Reputation: 141
I have multiple sorted iterators that yield keyed data, representable by lists:
a = iter([(1, 'a'), (2, 't'), (4, 'c')])
b = iter([(1, 'a'), (3, 'g'), (4, 'g')])
I want to merge them, using the key and keeping track of which iterator had a value for a key. This should be equivalent to a full outer join in SQL:
>>> list(full_outer_join(a, b, key=lambda x: x[0]))
[(1, 'a', 'a'), (2, 't', None), (3, None, 'g'), (4, 'c', 'g')]
I tried using heapq.merge
and itertools.groupby
, but with merge
I already lose information about the iterators:
>>> list(heapq.merge(a, b, key=lambda x: x[0]))
[(1, 'a'), (1, 'a'), (2, 't'), (3, 'g'), (4, 'c'), (4, 'g')]
So what I could use is a tag generator
def tagged(it, tag):
for item in it:
yield (tag, *x)
and merge the tagged iterators, group by the key and create a dict using the tag:
merged = merge(tagged(a, 'a'), tagged(b, 'b'), key=lambda x: x[1])
grouped = groupby(merged, key=lambda x: x[1])
[(key, {g[0]: g[2] for g in group}) for key, group in grouped]
Which gives me this usable output:
[(1, {'a': 'a', 'b': 'a'}),
(2, {'a': 't'}),
(3, {'b': 'g'}),
(4, {'a': 'c', 'b': 'g'})]
However, I think creating dicts for every group is quite costly performance wise, so maybe there is a more elegant way?
Edit:
To clarify, the dataset is too big to fit into memory, so I definitely need to use generators/iterators.
Edit 2:
To further clarify, a and b should only be iterated over once, because they represent huge files that are slow to read.
Upvotes: 2
Views: 962
Reputation: 164773
Here is one solution via dictionaries. I provide it here as it's not clear to me that dictionaries are inefficient in this case.
I believe dict_of_lists
can be replaced by an iterator, but I use it in the below solution for demonstration purposes.

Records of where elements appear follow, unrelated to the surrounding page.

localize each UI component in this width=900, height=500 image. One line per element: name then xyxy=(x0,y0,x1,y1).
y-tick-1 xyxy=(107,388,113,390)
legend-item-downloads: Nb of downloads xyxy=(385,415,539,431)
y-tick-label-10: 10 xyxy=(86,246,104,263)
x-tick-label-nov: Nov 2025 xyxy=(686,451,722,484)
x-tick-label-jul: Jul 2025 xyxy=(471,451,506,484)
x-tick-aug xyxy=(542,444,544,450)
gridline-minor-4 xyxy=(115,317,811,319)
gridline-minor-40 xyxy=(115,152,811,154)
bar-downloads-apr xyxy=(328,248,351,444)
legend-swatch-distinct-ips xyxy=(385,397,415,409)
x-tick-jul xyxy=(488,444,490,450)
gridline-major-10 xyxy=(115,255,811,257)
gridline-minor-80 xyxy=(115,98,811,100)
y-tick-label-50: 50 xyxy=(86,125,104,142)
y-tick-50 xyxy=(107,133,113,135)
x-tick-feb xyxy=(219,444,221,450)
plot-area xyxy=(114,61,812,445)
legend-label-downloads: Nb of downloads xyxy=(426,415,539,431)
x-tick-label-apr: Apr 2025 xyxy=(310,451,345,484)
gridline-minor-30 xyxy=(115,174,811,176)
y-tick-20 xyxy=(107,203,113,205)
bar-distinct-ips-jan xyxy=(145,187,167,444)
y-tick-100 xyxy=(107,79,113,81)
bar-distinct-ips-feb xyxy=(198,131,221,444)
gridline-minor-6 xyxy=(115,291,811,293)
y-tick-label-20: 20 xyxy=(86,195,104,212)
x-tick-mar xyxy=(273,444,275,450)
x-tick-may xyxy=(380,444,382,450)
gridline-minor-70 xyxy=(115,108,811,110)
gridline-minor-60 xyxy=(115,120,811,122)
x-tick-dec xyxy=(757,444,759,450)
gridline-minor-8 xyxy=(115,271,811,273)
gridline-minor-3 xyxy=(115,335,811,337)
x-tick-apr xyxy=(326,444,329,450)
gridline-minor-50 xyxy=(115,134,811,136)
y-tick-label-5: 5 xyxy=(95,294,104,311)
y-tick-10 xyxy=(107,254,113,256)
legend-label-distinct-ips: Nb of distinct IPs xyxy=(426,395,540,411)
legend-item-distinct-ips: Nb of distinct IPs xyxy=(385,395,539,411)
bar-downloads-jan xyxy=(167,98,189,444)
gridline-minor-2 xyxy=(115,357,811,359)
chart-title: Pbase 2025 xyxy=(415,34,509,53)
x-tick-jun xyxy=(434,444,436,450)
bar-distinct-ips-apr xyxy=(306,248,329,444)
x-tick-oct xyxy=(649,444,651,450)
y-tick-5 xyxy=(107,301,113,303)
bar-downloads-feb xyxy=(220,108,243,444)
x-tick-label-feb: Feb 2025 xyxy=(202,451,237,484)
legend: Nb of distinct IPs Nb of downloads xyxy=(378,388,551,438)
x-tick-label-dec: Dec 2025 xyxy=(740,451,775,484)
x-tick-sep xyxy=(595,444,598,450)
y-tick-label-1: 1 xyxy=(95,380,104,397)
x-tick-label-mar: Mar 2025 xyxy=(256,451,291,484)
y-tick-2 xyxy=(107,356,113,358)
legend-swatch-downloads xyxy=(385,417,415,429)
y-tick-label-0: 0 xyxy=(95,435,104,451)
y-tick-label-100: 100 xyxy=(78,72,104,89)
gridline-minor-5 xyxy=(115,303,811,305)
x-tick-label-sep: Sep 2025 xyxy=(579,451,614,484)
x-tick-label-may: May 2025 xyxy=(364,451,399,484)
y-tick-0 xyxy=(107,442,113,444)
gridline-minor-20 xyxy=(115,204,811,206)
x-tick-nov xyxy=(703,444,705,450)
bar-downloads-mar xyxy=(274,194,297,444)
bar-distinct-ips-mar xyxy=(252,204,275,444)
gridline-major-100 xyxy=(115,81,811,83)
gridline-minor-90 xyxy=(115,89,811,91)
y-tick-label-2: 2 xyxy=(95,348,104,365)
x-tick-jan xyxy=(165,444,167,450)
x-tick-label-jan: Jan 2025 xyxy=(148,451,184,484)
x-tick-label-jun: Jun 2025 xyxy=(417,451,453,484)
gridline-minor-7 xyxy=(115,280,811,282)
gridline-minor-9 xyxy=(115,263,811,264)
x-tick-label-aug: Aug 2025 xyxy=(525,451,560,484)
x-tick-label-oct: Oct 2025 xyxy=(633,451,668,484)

a = [(1, 'a'), (2, 't'), (4, 'c')]
b = [(1, 'a'), (3, 'g'), (4, 'g')]
dict_of_lists = {'a': a, 'b': b}
def gen_results(dict_of_lists):
keys = {num for k, v in dict_of_lists.items() \
for num, val in v}
for key in keys:
d = {k: val for k, v in dict_of_lists.items() \
for num, val in v if num == key}
yield (key, d)
Result
list(gen_results(dict_of_lists))
[(1, {'a': 'a', 'b': 'a'}),
(2, {'a': 't'}),
(3, {'b': 'g'}),
(4, {'a': 'c', 'b': 'g'})]
Upvotes: 2
Reputation: 71461
You can alter your groupby
solution by using reduce
and a generator in a function:
from itertools import groupby
from functools import reduce
def group_data(a, b):
sorted_data = sorted(a+b, key=lambda x:x[0])
data = [reduce(lambda x, y:(*x, y[-1]), list(b)) for _, b in groupby(sorted_data, key=lambda x:x[0])]
current = iter(range(len(list(filter(lambda x:len(x) == 2, data)))))
yield from [i if len(i) == 3 else (*i, None) if next(current)%2 == 0 else (i[0], None, i[-1]) for i in data]
print(list(group_data([(1, 'a'), (2, 't'), (4, 'c')], [(1, 'a'), (3, 'g'), (4, 'g')])))
Output:
[(1, 'a', 'a'), (2, 't', None), (3, None, 'g'), (4, 'c', 'g')]
Upvotes: 2